The Physical Therapist According to the American Physical Therapy Association
Physical therapists (PTs) are health care professionals who diagnose and treat people of all ages who have medical problems or other health-related conditions that limit their ability to move and perform functional activities in their daily lives.
PTs also help prevent conditions associated with loss of mobility through fitness and wellness programs that achieve healthy and active lifestyles.
PTs examine individuals and develop plans using treatment techniques that promote the ability to move, reduce pain, restore function, and prevent disabilities. They provide care in hospitals, outpatient clinics, home health, nursing homes, schools, sports facilities, and more.
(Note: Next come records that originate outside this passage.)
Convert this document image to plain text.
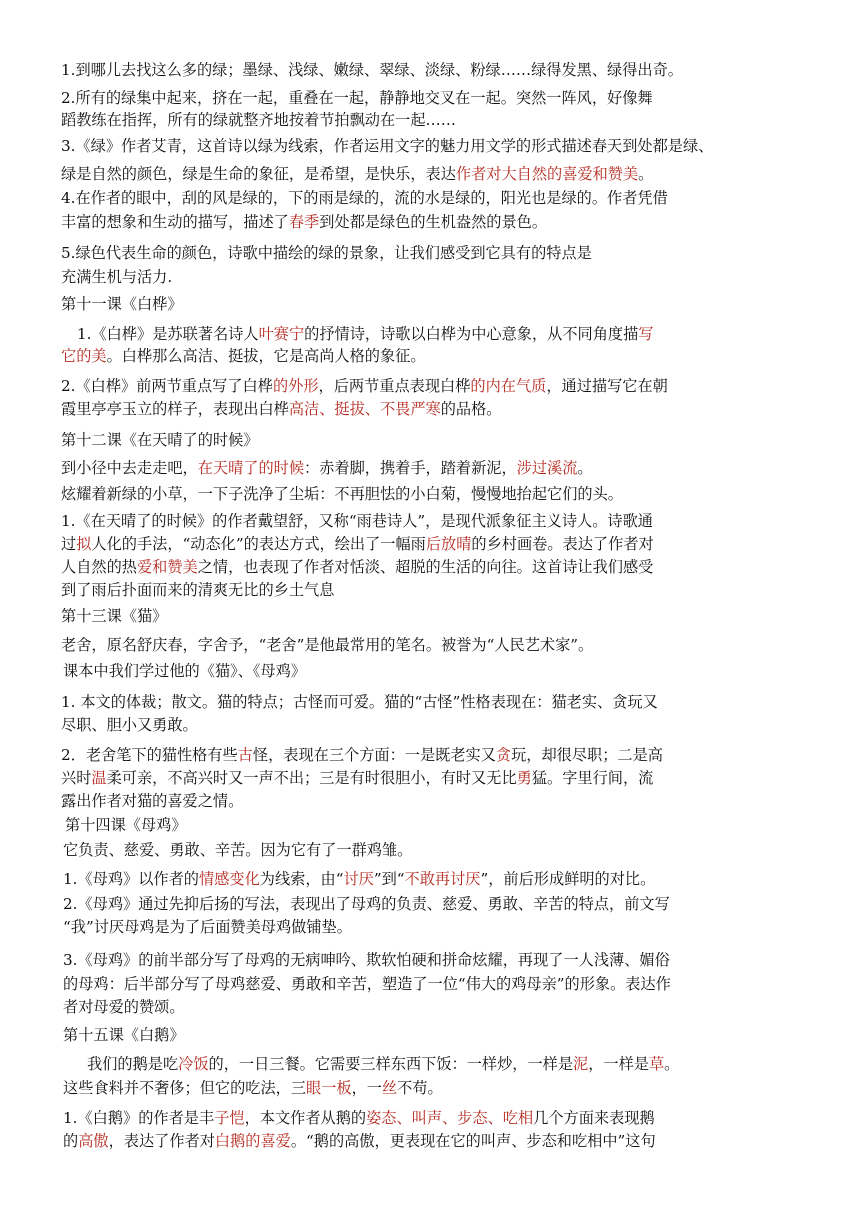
1.到哪儿去找这么多的绿；墨绿、浅绿、嫩绿、翠绿、淡绿、粉绿……绿得发黑、绿得出奇。
2.所有的绿集中起来，挤在一起，重叠在一起，静静地交叉在一起。突然一阵风，好像舞
蹈教练在指挥，所有的绿就整齐地按着节拍飘动在一起……
3.《绿》作者艾青，这首诗以绿为线索，作者运用文字的魅力用文学的形式描述春天到处都是绿、
绿是自然的颜色，绿是生命的象征，是希望，是快乐，表达作者对大自然的喜爱和赞美。
4.在作者的眼中，刮的风是绿的，下的雨是绿的，流的水是绿的，阳光也是绿的。作者凭借
丰富的想象和生动的描写，描述了春季到处都是绿色的生机盎然的景色。
5.绿色代表生命的颜色，诗歌中描绘的绿的景象，让我们感受到它具有的特点是
充满生机与活力.
第十一课《白桦》
1.《白桦》是苏联著名诗人叶赛宁的抒情诗，诗歌以白桦为中心意象，从不同角度描写
它的美。白桦那么高洁、挺拔，它是高尚人格的象征。
2.《白桦》前两节重点写了白桦的外形，后两节重点表现白桦的内在气质，通过描写它在朝
霞里亭亭玉立的样子，表现出白桦高洁、挺拔、不畏严寒的品格。
第十二课《在天晴了的时候》
到小径中去走走吧，在天晴了的时候：赤着脚，携着手，踏着新泥，涉过溪流。
炫耀着新绿的小草，一下子洗净了尘垢：不再胆怯的小白菊，慢慢地抬起它们的头。
1.《在天晴了的时候》的作者戴望舒，又称“雨巷诗人”，是现代派象征主义诗人。诗歌通
过拟人化的手法，“动态化”的表达方式，绘出了一幅雨后放晴的乡村画卷。表达了作者对
人自然的热爱和赞美之情，也表现了作者对恬淡、超脱的生活的向往。这首诗让我们感受
到了雨后扑面而来的清爽无比的乡土气息
第十三课《猫》
老舍，原名舒庆春，字舍予，“老舍”是他最常用的笔名。被誉为“人民艺术家”。
课本中我们学过他的《猫》、《母鸡》
1. 本文的体裁；散文。猫的特点；古怪而可爱。猫的“古怪”性格表现在：猫老实、贪玩又
尽职、胆小又勇敢。
2．老舍笔下的猫性格有些古怪，表现在三个方面：一是既老实又贪玩，却很尽职；二是高
兴时温柔可亲，不高兴时又一声不出；三是有时很胆小，有时又无比勇猛。字里行间，流
露出作者对猫的喜爱之情。
第十四课《母鸡》
它负责、慈爱、勇敢、辛苦。因为它有了一群鸡雏。
1.《母鸡》以作者的情感变化为线索，由“讨厌”到“不敢再讨厌”，前后形成鲜明的对比。
2.《母鸡》通过先抑后扬的写法，表现出了母鸡的负责、慈爱、勇敢、辛苦的特点，前文写
“我”讨厌母鸡是为了后面赞美母鸡做铺垫。
3.《母鸡》的前半部分写了母鸡的无病呻吟、欺软怕硬和拼命炫耀，再现了一人浅薄、媚俗
的母鸡：后半部分写了母鸡慈爱、勇敢和辛苦，塑造了一位“伟大的鸡母亲”的形象。表达作
者对母爱的赞颂。
第十五课《白鹅》
我们的鹅是吃冷饭的，一日三餐。它需要三样东西下饭：一样炒，一样是泥，一样是草。
这些食料并不奢侈；但它的吃法，三眼一板，一丝不苟。
1.《白鹅》的作者是丰子恺，本文作者从鹅的姿态、叫声、步态、吃相几个方面来表现鹅
的高傲，表达了作者对白鹅的喜爱。“鹅的高傲，更表现在它的叫声、步态和吃相中”这句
Care provided by a physical therapist will begin with an examination and clinical evaluation. The physical therapist will design an individualized plan of care which may include interventions such as therapeutic exercise; functional training in self-care and home management (including activities of daily living) and in community and work integration or reintegration; manual therapy, such as mobilization and manipulation; uses of devices and equipment, such as assistive, adaptive, orthotic, or prosthetic devices; electrotherapeutic modalities, physical agents, and mechanical modalities, such as ultrasound and electrical stimulation.
A PT must have a graduate degree from an accredited physical therapist education program before taking a national licensure examination from the state in which he or she practices. Most programs in the US are now at a Doctorate level.